A practical suggestion for implementation is to guess the time from the filename.

Parameters

filename – A string, filename.

Returns

An approximate, guessed start time of the file

Return type

datetime.datetime

class irfpy.vima.rawdata.DataCenterCount3d(emulate_full=True)[source]

Bases: irfpy.util.datacenter.BaseDataCenter

Raw count data center for IMA 3D data.

The datacenter approach is used:

>>> dc = DataCenterCount3d()
>>> import datetime
>>> t0 = datetime.datetime(2007, 3, 25, 7)
>>> t, d = dc.nearest(t0)
>>> print(t)
2007-03-25 07:00:36.864120
>>> print(d)
<<class 'irfpy.imacommon.imascipac.CntMatrix'>(VEX/IMA)@2007-03-25T07:00:36.864120:MOD=24 >>25<<:CNTmax=192>

For raw data (withouut emulation to mode 24), you can use different datacenter as

>>> dc = DataCenterCount3d(emulate_full=False)
>>> t, d = dc.nearest(t0)
>>> print(t)   # This should be the same
2007-03-25 07:00:36.864120
>>> print(d)
<<class 'irfpy.imacommon.imascipac.CntMatrix'>(VEX/IMA)@2007-03-25T07:00:36.864120:MOD=25 >>25<<:CNTmax=384>
>>> print(d.matrix.shape)
(32, 16, 96, 8)
>>> t1 = datetime.datetime(2007, 3, 25, 8)
>>> tlist, dlist = dc.get_array_strict(t0, t1)
>>> from pprint import pprint
>>> pprint(tlist)    
[datetime.datetime(2007, 3, 25, 7, 0, 36, 864120),
 datetime.datetime(2007, 3, 25, 7, 3, 48, 832880),
...
 datetime.datetime(2007, 3, 25, 7, 48, 37, 239480),
 datetime.datetime(2007, 3, 25, 7, 51, 49, 239500)]
>>> for t, d in dc.iter_wide(t0, t1):
...     print(t)     
2007-03-25 06:57:24.864080
2007-03-25 07:00:36.864120
...
2007-03-25 07:51:49.239500
2007-03-25 15:02:14.711540

Initializer.

Parameters
  • cache_size – Size of the ring cache.

  • name – The name of the

  • copy – Boolean if the returned data is to be deep-copied (True) or reference (False).

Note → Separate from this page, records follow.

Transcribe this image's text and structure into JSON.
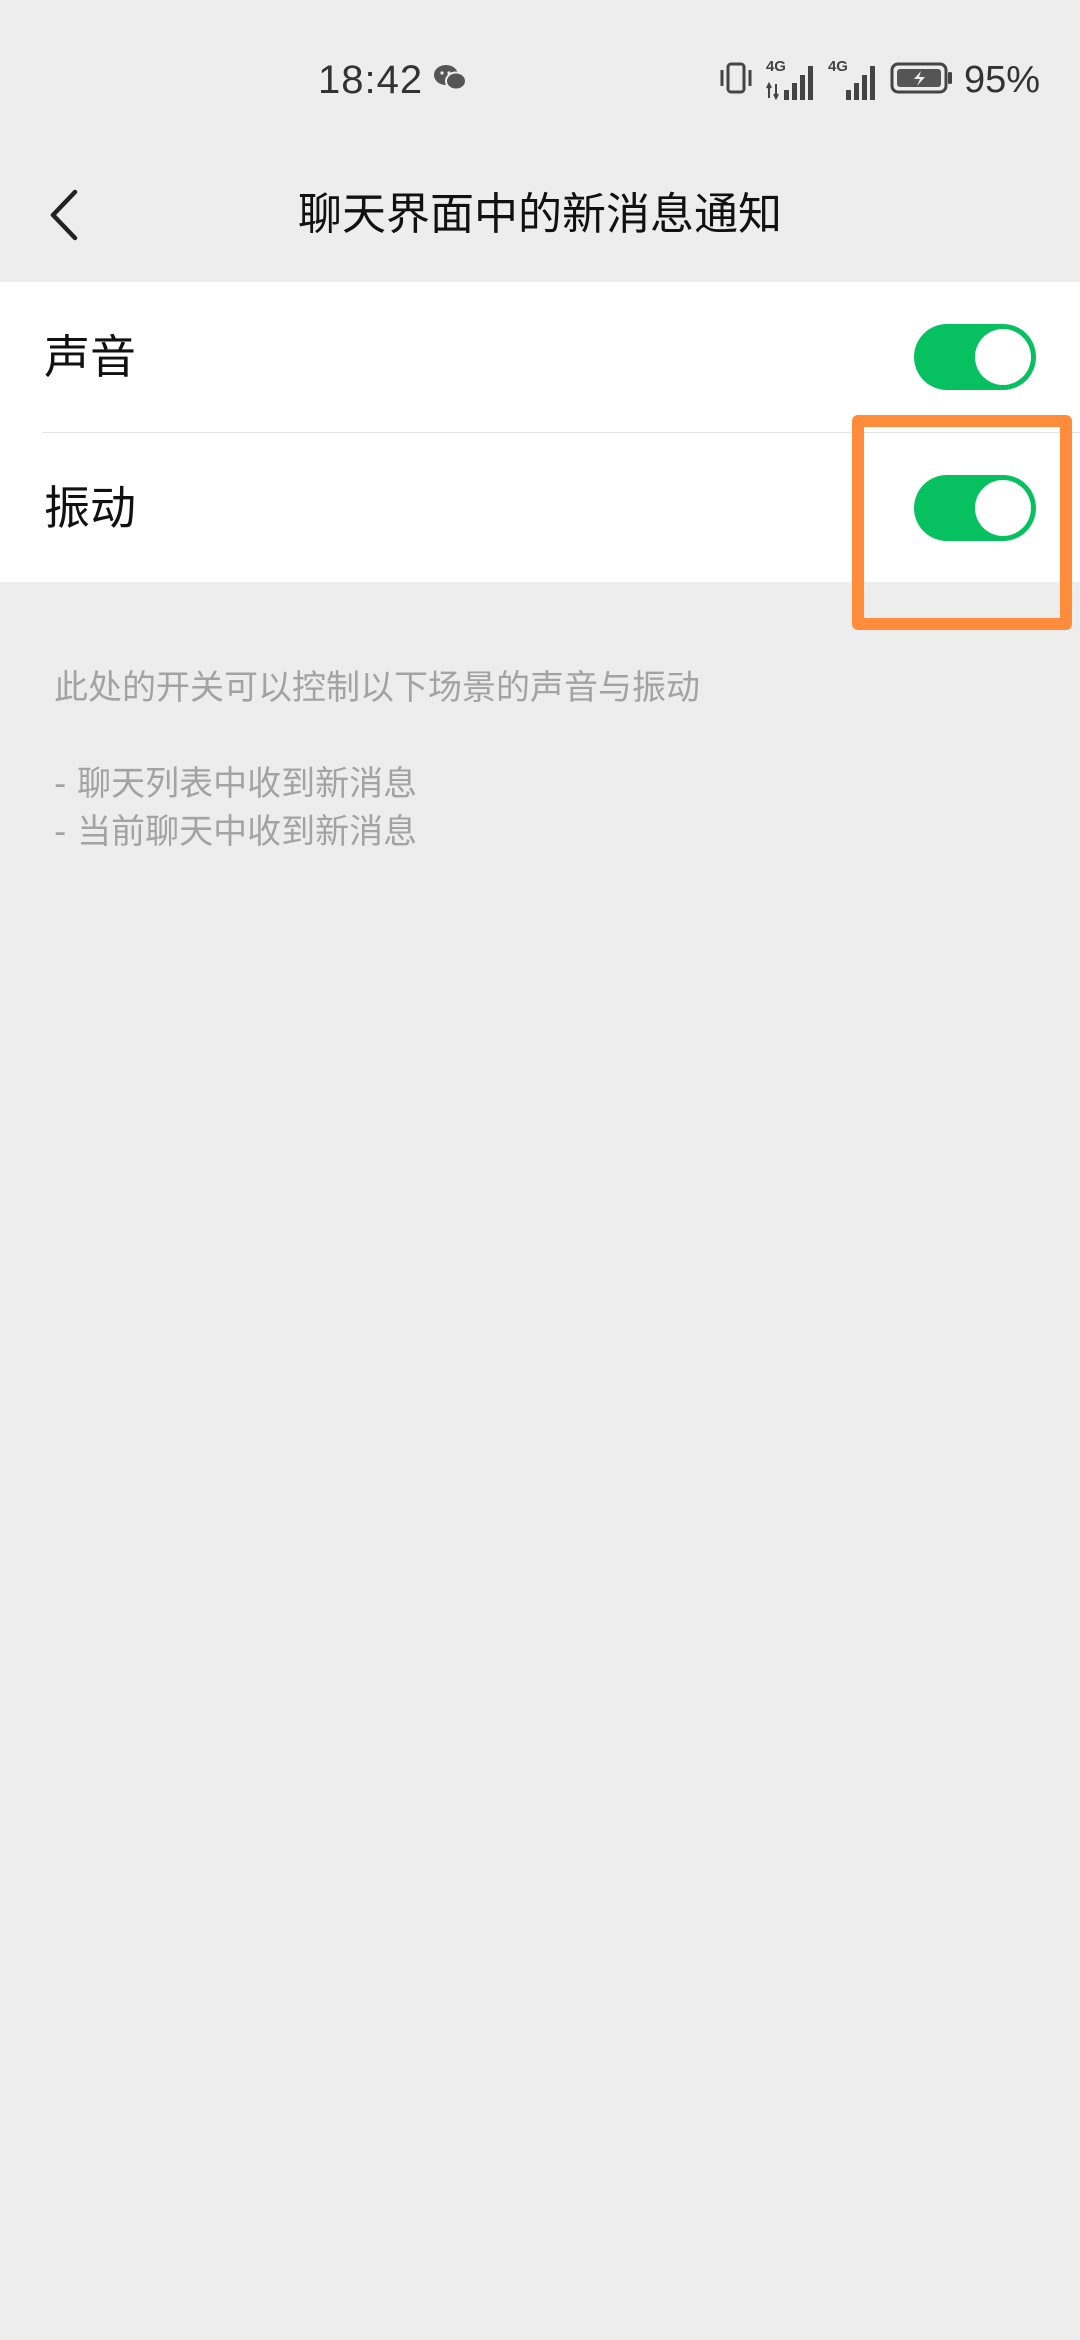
{
  "status_bar": {
    "time": "18:42",
    "notification_icon": "wechat-icon",
    "network_labels": [
      "4G",
      "4G"
    ],
    "battery_percent": "95%"
  },
  "header": {
    "title": "聊天界面中的新消息通知",
    "back_icon": "chevron-left-icon"
  },
  "settings": {
    "sound": {
      "label": "声音",
      "enabled": true
    },
    "vibration": {
      "label": "振动",
      "enabled": true
    }
  },
  "description": {
    "intro": "此处的开关可以控制以下场景的声音与振动",
    "items": [
      "- 聊天列表中收到新消息",
      "- 当前聊天中收到新消息"
    ]
  },
  "colors": {
    "toggle_on": "#07c160",
    "highlight": "#ff8c3a",
    "background": "#ededed"
  }
}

It is good to return the data after the copy, since then the data is always original. Returning reference is possibly faster, while there are side effect that the post-processing will destroy the original data. Therefore, it is recommended to set True always. The copy value can be overwritten by each method as necessity.

search_files()[source]

Search the data files, returning a list of data file.

This method searches the data files under the base_folder. This method should return a list / tuple of the data file name (usually a full path).

This method is called only once when __init__() was called.

Returns

A list / tuple of the data file. It should be full path (or relative path from the current path), and sorted from earlier data to later data.

read_file(filename)[source]

The file is read, and return the contents as a tuple with size 2, (tlist, dlist).

This method is an abstract method, meaning that the developer of the data center should implement it. See SampleDataCenter for more details.

The implementation of this method should follow:

  • Returned value is a tuple with a size of 2. - The first element is a tuple/list specifying the time (with each element as datetime.datetime object) - The second element is a tuple/list specifying the data, with any format. - The length of both two elements should be the same.

If the given filename is corrupted or empty, a two empty tuple would be returned (i.e., return (), ()). In this case, return None for the exact_starttime() method.

Parameters

filename – File name

Returns

The contents of the data file

Return type

tuple

approximate_starttime(filename)[source]

Start time should be guessed for each file.

A guessed start time should be returned. It is OK if it is very approximate, but the orders of the guessed-start and the exact-start should be identical. This method must be very fast, because it is called for all the files in the data base (i.e. all the files retuned by search_files() method).

A practical suggestion for implementation is to guess the time from the filename.

Parameters

filename – A string, filename.

Returns

An approximate, guessed start time of the file

Return type

datetime.datetime

irfpy.vima.rawdata.read_mat_file(filename, emulate_full=True)[source]
irfpy.vima.rawdata.read_mat_file_3d(filename, emulate_full=True)[source]

Return the 3D data series.

Parameters

filename – The matlab file name

Returns

(tlist, dlist), where tlist is the observation time and dlist is for the data.